Turning to Established Pharmaceuticals or EPD, where sales increased nearly 9% in the quarter and 11% for the full year. This is the third consecutive year that EPD sales have grown double-digits. Our unique business model of offering broad product portfolios across a targeted set of therapeutic areas that are tailored to the local needs of each emerging market we operate in, continues to deliver outstanding results.
Moving to Diagnostics. Growth in Rapid Diagnostics was impacted by seasonality related to the respiratory virus testing. The flu season arrived later this year than last year, which cost sales of flu and other respiratory tests to be lower in the fourth quarter compared to that of the prior year. But in Core Laboratory Diagnostics, growth of nearly 10% continues to be driven by the success of our Alinity suite of systems paired with our broad test menu offering.
Alinity continues to drive high contract renewal rates and competitive win rates. We recently announced that we received FDA approval for our new lab automation system that offers cutting-edge technology to help laboratories increase performance and improve the overall quality of their operations. The system has been available in international markets, and we look forward to offering this to customers in the U.S.
I'll wrap up with medical devices where sales grew more than 15% in the quarter led by double-digit growth in six of our seven medical device businesses. In diabetes care, fourth quarter sales of FreeStyle Libre, our market-leading continuous glucose monitoring system grew 24% and ended the year with global sales surpassing $5.3 billion. In terms of sales dollars, Libre has become the most successful medical device in history and it has outpaced market growth in 13 out of the last 16 quarters.

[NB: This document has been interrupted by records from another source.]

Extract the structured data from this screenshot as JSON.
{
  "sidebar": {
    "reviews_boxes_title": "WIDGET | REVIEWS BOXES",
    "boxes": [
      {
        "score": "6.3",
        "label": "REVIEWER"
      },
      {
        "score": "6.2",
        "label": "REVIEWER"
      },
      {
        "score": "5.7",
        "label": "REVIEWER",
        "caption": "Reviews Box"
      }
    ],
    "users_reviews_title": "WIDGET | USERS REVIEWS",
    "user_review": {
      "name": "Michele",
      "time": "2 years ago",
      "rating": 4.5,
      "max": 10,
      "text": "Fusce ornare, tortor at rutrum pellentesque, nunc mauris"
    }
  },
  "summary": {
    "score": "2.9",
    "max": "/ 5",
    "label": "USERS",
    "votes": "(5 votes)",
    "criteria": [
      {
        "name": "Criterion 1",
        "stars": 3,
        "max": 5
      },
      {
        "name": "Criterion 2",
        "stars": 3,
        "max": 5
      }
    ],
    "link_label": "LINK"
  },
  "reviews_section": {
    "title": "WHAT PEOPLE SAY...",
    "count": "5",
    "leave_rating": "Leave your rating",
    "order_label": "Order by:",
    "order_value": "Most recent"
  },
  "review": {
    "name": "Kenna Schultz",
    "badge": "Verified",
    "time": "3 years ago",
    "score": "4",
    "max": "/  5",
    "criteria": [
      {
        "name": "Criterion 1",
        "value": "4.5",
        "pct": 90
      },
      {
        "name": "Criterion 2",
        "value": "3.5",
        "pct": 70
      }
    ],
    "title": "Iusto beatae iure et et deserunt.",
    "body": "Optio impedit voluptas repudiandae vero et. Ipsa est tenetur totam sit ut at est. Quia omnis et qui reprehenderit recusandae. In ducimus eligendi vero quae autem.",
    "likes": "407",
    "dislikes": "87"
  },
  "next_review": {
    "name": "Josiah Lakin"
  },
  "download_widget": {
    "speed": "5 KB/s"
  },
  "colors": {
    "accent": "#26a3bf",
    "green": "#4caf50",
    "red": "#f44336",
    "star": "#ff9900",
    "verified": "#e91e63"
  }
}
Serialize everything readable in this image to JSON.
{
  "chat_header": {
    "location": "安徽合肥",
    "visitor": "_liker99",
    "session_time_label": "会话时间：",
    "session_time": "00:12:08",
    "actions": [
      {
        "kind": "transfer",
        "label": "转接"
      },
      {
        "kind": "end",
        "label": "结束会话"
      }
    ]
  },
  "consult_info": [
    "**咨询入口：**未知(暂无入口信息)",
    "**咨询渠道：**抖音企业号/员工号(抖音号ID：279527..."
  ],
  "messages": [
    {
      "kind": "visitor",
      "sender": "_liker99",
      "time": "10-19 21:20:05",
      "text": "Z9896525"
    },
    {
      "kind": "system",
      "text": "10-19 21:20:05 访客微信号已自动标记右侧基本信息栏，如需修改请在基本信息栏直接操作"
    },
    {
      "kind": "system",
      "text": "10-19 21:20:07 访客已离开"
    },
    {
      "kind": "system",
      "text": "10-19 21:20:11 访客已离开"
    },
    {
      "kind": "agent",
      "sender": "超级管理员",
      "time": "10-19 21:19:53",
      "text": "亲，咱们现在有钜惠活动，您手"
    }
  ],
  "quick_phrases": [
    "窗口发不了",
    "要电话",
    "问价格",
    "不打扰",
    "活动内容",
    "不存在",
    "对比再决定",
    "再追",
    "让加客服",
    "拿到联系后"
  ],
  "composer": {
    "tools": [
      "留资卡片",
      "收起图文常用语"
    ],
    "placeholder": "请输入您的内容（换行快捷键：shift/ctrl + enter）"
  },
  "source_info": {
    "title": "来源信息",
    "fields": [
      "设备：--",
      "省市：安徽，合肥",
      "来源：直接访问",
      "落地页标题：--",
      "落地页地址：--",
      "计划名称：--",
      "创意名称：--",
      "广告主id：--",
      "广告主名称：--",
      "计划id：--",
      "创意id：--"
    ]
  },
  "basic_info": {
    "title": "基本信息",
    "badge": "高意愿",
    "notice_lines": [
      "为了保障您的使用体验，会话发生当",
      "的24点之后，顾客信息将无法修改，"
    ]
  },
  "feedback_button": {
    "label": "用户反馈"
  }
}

In Electrophysiology, sales growth of 21% was driven by double-digit growth across all major geographic regions, including more than 20% growth in Europe. In Rhythm Management, growth was led by double-digit growth in pacemaker sales led by AVEIR, our recently launched leadless pacemaker that can be used for both single-chamber and dual-chamber.

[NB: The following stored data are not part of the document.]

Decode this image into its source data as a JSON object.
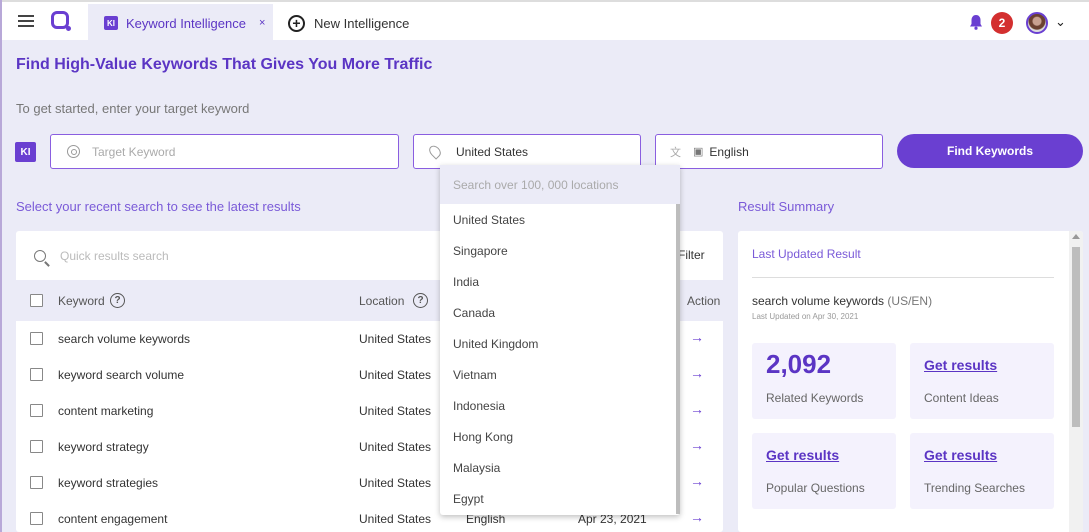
{
  "topbar": {
    "active_tab": {
      "badge": "KI",
      "label": "Keyword Intelligence",
      "close": "×"
    },
    "new_tab": {
      "icon": "+",
      "label": "New Intelligence"
    },
    "notification_count": "2",
    "chevron": "⌄"
  },
  "header": {
    "title": "Find High-Value Keywords That Gives You More Traffic",
    "subtitle": "To get started, enter your target keyword"
  },
  "search": {
    "badge": "KI",
    "keyword_placeholder": "Target Keyword",
    "keyword_value": "",
    "location_value": "United States",
    "language_value": "English",
    "find_button": "Find Keywords"
  },
  "location_dropdown": {
    "search_placeholder": "Search over 100, 000 locations",
    "options": [
      "United States",
      "Singapore",
      "India",
      "Canada",
      "United Kingdom",
      "Vietnam",
      "Indonesia",
      "Hong Kong",
      "Malaysia",
      "Egypt"
    ]
  },
  "recent": {
    "section_title": "Select your recent search to see the latest results",
    "search_placeholder": "Quick results search",
    "filter_label": "Filter",
    "columns": {
      "keyword": "Keyword",
      "location": "Location",
      "action": "Action"
    },
    "rows": [
      {
        "keyword": "search volume keywords",
        "location": "United States",
        "language": "",
        "date": ""
      },
      {
        "keyword": "keyword search volume",
        "location": "United States",
        "language": "",
        "date": ""
      },
      {
        "keyword": "content marketing",
        "location": "United States",
        "language": "",
        "date": ""
      },
      {
        "keyword": "keyword strategy",
        "location": "United States",
        "language": "",
        "date": ""
      },
      {
        "keyword": "keyword strategies",
        "location": "United States",
        "language": "",
        "date": ""
      },
      {
        "keyword": "content engagement",
        "location": "United States",
        "language": "English",
        "date": "Apr 23, 2021"
      }
    ],
    "action_icon": "→"
  },
  "summary": {
    "section_title": "Result Summary",
    "last_updated_label": "Last Updated Result",
    "keyword": "search volume keywords",
    "locale_tag": "(US/EN)",
    "updated_on": "Last Updated on Apr 30, 2021",
    "tiles": [
      {
        "value": "2,092",
        "label": "Related Keywords"
      },
      {
        "value": "Get results",
        "label": "Content Ideas"
      },
      {
        "value": "Get results",
        "label": "Popular Questions"
      },
      {
        "value": "Get results",
        "label": "Trending Searches"
      }
    ]
  },
  "colors": {
    "accent": "#6a3fd1",
    "badge_red": "#d32f2f",
    "background": "#ebebf7"
  }
}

In Structural Heart, double-digit growth in the quarter and full year was led by MitraClip as well as several recently launched new products including Amulet, TriClip, and Navitor. For the full year, MitraClip sales grew high-teens internationally and 10% on a global basis.
In Heart Failure, sales grew more than 15% in the quarter and 12% for the full year, driven by continued adoption of both chronic and acute circulatory support devices. And lastly, in Neuromodulation, sales grew nearly 19%, driven by the recent launch of Eterna, our first rechargeable neurostimulation device for pain management.
So in summary, we exited the pandemic at an even stronger position. 2023 was a very successful year. We outperformed our initial expectations on both the top and bottom lines. The pipeline is generating a lot of new opportunities for growth, and we are forecasting this positive momentum to continue and contribute to the strong growth we're forecasting for 2024.
I'll now turn over the call to Phil. Phil?